Not directly discussed, but implied to be of significant coverage importance in that article is the definition of "residence premises" or "insured premises." Those definitions may affect coverage whenever an insured leaves a home that was the person’s "residence." This is discussed in the FC&S Question and Answers, Named Insured does not Occupy Residence Premises—One and Named Insured does not Occupy Residence Premises—Two. The FC&S discussion notes the following from those:
"The ISO homeowners policy HO 00 03 10 00 states that coverage is available if that part of the "residence premises" rented to others or held for rental is not fit to live in. "Residence premises" is defined as the "one [or two, three, or four] family dwelling where you reside [in at least one of the units], or that part of any other building where you reside."…
"Insured Premises" [under the AAIS form] means, for property coverage, "Described Location: If "you" [the insured named in the declarations] own and reside in the ‘residence’ shown on the ‘declarations’ as the described location, the ‘insured premises’ means: 1) that ‘residence’; and 2) related private structures and grounds at that location." The insuring agreement for Coverage A states that "’We’ [the insurer] cover the ‘residence’ on the ‘insured premises’." "Residence" means a "one to four family house…used mainly for residential purposes."…
The principle of homeowners coverage requiring ownership and occupancy by the named insured appears to be upheld. See, for example, the case of Bolivar v. Blue Ridge Insurance Company, 1999 WL 989585 (Unpublished Conn. Super. 1999), where the Court held: "It is apparent that the subject homeowners policy, when read as a whole, was written to insure premises where the insured resides or dwells, as those terms are most commonly used. The term "homeowners policy," in and of itself, is not ambiguous. Rather, the common usage of the term implies insurance coverage for the insured’s home, residence or dwelling….the requirement that the insured reside in at least a part of the premises is constant."
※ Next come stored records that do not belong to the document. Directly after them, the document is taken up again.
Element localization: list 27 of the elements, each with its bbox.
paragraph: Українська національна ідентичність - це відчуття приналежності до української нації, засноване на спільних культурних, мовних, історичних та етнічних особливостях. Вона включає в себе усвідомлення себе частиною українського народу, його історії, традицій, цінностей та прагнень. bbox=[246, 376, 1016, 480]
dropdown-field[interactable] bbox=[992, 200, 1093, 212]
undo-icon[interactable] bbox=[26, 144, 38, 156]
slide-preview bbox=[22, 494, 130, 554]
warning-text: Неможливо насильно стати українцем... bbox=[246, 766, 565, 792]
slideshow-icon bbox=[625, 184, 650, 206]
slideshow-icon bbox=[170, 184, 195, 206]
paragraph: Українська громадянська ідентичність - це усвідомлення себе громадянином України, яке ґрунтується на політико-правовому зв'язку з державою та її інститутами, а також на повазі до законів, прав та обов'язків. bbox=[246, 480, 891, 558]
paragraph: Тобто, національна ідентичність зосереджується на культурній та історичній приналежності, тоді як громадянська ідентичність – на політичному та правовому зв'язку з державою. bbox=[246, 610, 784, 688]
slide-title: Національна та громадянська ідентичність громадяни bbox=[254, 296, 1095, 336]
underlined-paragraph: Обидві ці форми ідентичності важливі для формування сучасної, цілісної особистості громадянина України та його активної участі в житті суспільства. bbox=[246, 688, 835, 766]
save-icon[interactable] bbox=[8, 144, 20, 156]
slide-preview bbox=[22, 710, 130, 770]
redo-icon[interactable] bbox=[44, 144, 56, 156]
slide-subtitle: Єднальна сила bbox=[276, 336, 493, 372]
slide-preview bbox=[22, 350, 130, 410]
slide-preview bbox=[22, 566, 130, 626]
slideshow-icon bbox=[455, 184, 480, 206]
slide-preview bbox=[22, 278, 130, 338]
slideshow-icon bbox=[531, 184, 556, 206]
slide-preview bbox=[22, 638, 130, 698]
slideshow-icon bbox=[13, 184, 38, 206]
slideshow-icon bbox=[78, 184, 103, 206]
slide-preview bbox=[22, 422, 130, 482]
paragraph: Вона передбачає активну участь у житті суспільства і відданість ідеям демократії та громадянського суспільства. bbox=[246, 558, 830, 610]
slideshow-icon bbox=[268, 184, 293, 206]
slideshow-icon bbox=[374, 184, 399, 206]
Likewise, in Heniser v. Frankenmuth Mutual Insurance, 534 N.W. 2d 502 (Mich. 1995), the insured sold a vacation home under a land contract and two months later the property was destroyed by fire. The court held that the "provision in homeowner’s insurance policy definition of ‘residence premises,’ wherein premises was not only required to be shown in policy’s declarations but also was required to be premises ‘where you reside,’ was an unambiguous statement of coverage requiring insured’s residence at premises at time of loss or continuing."
It is obvious that when a separation occurs, there may be implications for insurance coverage. While some insurance adjusters may look the other way and not point out this coverage issue, I have been involved in a number of insurance coverage cases which could have been avoided if the insurance agent was notified and appropriate coverage was obtained following these tragic, but not uncommon, situations.
Tiger Woods and Elin Nordegren may be able to afford any loss because of their enormous wealth; most separated couples can not. A significant property loss can have serious financial implications if not covered and compound an already bad situation. Family law and divorce attorneys have an obligation to raise these insurance consequences to their separated clients because they occur in most marital separations.